Digital Urdu: New Software Improves Data Analysis of Pakistan’s National Language
The extent to which social media sites like Twitter and Facebook play a role in the recent political uprisings in Tunisa, Egypt, Bahrain and so on continues to be a source of debate. What is more clear, however, is that the major languages of these regions are not well-served by electronic resources that make text analysis of these documents and data possible.
But now computer scientists have developed the first software system that will allow for the processing of documents in Urdu, the national language of Pakistan and one of the five most-spoken languages in the world.
The software will help lay the foundation for data mining in Urdu and provide for more accurate transliteration, as well as open the door for projects in similar languages. “This is the first comprehensive, natural language processing system for Urdu,” says Rohini Srihari, University of Buffalo associate professor of computer science and engineering.
The work is a joint project between her department and Janya, an Amherst-based company she founded that provides information extraction technology in multiple languages, including Chinese, Arabic, Pashto, and Russian.
Natural Language Processing and Urdu
The problem with data mining and sentiment analysis in other languages is that they don’t often have the same sort of “established electronic infrastructures” that we have for English and European languages. “If you are trying to do sentiment analysis – to find out what are the main topics people are talking about in a country, is there intensity building up over something and who is swaying opinion – then you must have an information extraction system,” Srihari says.
That is what she has been working on with researchers, something that can perform word segmentation (tagging parts of speech, for example) and entitty-tagging (recognizing people, place, and organization names) in a raw, untranslated Urdu document.
“Voice of the Citizen” Through Social Media Data Mining
Srihari says she’s focused on the “voice of the citizen” in this project. “Some of the information is political and some of it is not,” she says, and despite the turmoil in the region, a lot of the social media chatter in Pakistan is about cricket.
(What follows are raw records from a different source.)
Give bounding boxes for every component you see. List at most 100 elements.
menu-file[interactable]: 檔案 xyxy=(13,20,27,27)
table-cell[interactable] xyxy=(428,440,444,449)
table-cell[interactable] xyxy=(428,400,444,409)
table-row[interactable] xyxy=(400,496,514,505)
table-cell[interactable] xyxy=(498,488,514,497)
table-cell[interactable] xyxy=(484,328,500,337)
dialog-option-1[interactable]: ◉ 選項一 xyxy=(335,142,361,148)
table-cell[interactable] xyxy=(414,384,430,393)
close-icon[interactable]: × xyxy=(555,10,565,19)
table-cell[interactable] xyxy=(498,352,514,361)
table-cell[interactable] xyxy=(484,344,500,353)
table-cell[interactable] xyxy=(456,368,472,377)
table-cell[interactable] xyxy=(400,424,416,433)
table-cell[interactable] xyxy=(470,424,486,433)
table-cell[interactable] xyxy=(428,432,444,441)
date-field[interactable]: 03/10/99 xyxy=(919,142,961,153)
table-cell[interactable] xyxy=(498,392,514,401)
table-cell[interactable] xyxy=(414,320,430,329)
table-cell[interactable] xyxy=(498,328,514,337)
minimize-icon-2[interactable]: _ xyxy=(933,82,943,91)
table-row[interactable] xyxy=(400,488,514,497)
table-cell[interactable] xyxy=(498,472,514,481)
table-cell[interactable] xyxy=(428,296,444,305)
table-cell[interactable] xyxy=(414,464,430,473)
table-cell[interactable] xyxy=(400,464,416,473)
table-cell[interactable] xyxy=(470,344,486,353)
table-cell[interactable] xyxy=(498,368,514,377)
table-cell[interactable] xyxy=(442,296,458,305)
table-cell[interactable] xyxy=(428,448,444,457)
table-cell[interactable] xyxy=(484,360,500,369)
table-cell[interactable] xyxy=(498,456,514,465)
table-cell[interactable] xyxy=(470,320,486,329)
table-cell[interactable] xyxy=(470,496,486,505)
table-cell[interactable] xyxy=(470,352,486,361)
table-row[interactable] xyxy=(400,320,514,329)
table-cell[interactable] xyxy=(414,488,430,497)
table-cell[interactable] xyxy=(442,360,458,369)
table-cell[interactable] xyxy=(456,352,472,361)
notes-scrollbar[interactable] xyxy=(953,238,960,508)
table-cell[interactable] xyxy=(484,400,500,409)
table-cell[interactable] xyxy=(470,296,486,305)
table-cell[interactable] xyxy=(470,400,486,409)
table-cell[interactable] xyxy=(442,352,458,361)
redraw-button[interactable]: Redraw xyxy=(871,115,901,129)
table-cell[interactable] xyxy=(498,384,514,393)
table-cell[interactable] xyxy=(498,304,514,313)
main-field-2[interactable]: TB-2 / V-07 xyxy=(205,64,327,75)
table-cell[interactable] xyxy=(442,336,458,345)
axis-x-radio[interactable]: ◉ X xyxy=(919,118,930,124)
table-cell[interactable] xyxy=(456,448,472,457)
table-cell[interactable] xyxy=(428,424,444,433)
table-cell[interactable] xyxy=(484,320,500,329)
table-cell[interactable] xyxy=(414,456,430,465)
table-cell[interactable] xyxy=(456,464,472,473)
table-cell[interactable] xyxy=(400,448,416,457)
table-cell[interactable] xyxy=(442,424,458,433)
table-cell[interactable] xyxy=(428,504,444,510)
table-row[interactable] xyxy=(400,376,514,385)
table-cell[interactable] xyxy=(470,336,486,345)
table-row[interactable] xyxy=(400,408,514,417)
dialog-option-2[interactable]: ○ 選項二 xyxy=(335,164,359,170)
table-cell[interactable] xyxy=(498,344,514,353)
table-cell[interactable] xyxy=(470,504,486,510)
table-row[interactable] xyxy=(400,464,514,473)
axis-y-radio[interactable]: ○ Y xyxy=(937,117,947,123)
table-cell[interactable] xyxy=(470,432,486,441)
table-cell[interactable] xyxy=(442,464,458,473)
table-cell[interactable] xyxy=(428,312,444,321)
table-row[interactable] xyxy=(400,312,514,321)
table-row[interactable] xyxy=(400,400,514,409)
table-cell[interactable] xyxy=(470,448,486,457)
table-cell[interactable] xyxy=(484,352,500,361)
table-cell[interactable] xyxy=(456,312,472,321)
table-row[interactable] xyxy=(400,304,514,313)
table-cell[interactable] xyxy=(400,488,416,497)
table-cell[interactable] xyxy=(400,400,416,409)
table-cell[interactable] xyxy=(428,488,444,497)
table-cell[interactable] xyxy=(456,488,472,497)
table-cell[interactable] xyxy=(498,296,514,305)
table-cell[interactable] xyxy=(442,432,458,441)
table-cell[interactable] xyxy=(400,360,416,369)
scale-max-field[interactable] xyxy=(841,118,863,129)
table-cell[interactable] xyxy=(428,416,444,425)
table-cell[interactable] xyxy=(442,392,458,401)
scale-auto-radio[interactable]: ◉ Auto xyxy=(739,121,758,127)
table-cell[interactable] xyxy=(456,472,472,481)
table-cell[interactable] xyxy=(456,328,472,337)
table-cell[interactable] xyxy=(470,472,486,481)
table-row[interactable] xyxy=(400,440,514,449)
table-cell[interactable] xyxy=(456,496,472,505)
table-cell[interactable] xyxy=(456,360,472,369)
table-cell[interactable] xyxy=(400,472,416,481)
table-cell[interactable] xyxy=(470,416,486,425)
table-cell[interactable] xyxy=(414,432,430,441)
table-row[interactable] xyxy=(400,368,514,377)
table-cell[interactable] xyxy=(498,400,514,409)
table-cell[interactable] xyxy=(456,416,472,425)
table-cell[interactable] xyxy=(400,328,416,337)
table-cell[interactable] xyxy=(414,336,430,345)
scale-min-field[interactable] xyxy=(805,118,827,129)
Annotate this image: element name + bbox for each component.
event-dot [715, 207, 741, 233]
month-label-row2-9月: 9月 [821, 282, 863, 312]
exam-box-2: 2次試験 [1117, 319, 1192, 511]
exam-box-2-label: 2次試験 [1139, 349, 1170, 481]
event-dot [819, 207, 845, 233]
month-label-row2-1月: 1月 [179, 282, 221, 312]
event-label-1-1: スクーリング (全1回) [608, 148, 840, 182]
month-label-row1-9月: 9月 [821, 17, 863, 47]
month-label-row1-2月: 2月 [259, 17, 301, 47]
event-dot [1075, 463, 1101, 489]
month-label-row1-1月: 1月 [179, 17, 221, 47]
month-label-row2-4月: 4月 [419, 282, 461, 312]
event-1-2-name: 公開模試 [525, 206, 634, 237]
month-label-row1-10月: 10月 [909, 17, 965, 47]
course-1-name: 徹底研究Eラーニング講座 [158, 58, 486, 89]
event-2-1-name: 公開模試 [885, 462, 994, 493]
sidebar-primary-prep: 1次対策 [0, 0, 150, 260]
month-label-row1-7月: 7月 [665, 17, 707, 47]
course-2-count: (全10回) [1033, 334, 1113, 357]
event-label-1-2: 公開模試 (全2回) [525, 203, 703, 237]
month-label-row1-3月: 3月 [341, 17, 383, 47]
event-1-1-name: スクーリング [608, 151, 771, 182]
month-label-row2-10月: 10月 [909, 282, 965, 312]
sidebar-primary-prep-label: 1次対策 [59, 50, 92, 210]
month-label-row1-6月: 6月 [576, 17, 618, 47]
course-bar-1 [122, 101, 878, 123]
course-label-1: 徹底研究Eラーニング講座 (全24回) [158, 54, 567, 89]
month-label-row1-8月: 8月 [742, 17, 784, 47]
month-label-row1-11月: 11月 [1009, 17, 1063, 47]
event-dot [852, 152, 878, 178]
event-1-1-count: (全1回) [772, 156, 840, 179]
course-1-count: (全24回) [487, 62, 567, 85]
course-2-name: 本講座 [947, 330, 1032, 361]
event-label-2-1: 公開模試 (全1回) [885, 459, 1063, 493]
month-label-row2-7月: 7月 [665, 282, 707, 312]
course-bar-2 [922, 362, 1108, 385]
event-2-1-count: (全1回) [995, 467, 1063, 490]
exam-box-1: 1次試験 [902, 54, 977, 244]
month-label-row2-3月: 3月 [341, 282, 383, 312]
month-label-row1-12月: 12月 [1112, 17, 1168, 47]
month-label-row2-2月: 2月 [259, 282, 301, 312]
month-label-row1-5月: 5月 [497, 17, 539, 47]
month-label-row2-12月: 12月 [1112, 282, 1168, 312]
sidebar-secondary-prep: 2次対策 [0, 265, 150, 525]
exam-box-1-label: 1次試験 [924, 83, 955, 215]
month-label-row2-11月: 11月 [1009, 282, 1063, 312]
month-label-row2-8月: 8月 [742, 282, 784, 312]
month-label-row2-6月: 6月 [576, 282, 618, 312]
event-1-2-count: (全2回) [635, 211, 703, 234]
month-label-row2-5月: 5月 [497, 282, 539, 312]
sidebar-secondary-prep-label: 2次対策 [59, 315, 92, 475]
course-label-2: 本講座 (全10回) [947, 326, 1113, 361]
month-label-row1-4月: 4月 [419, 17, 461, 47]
Srihari presented her findings at a recent conference – “Blogs & Bullets: Social Media and the Struggle for Political Change” – at Stanford Universitiy. She says she became interested in Urdu because they were looking at blogs from different cultures. Noting that the advent of the Web has caused an explosion in online content in a variety of languages, Srihari says, “When you start looking at blogs in different cultures, you can really start to understand public sentiment and opinions.”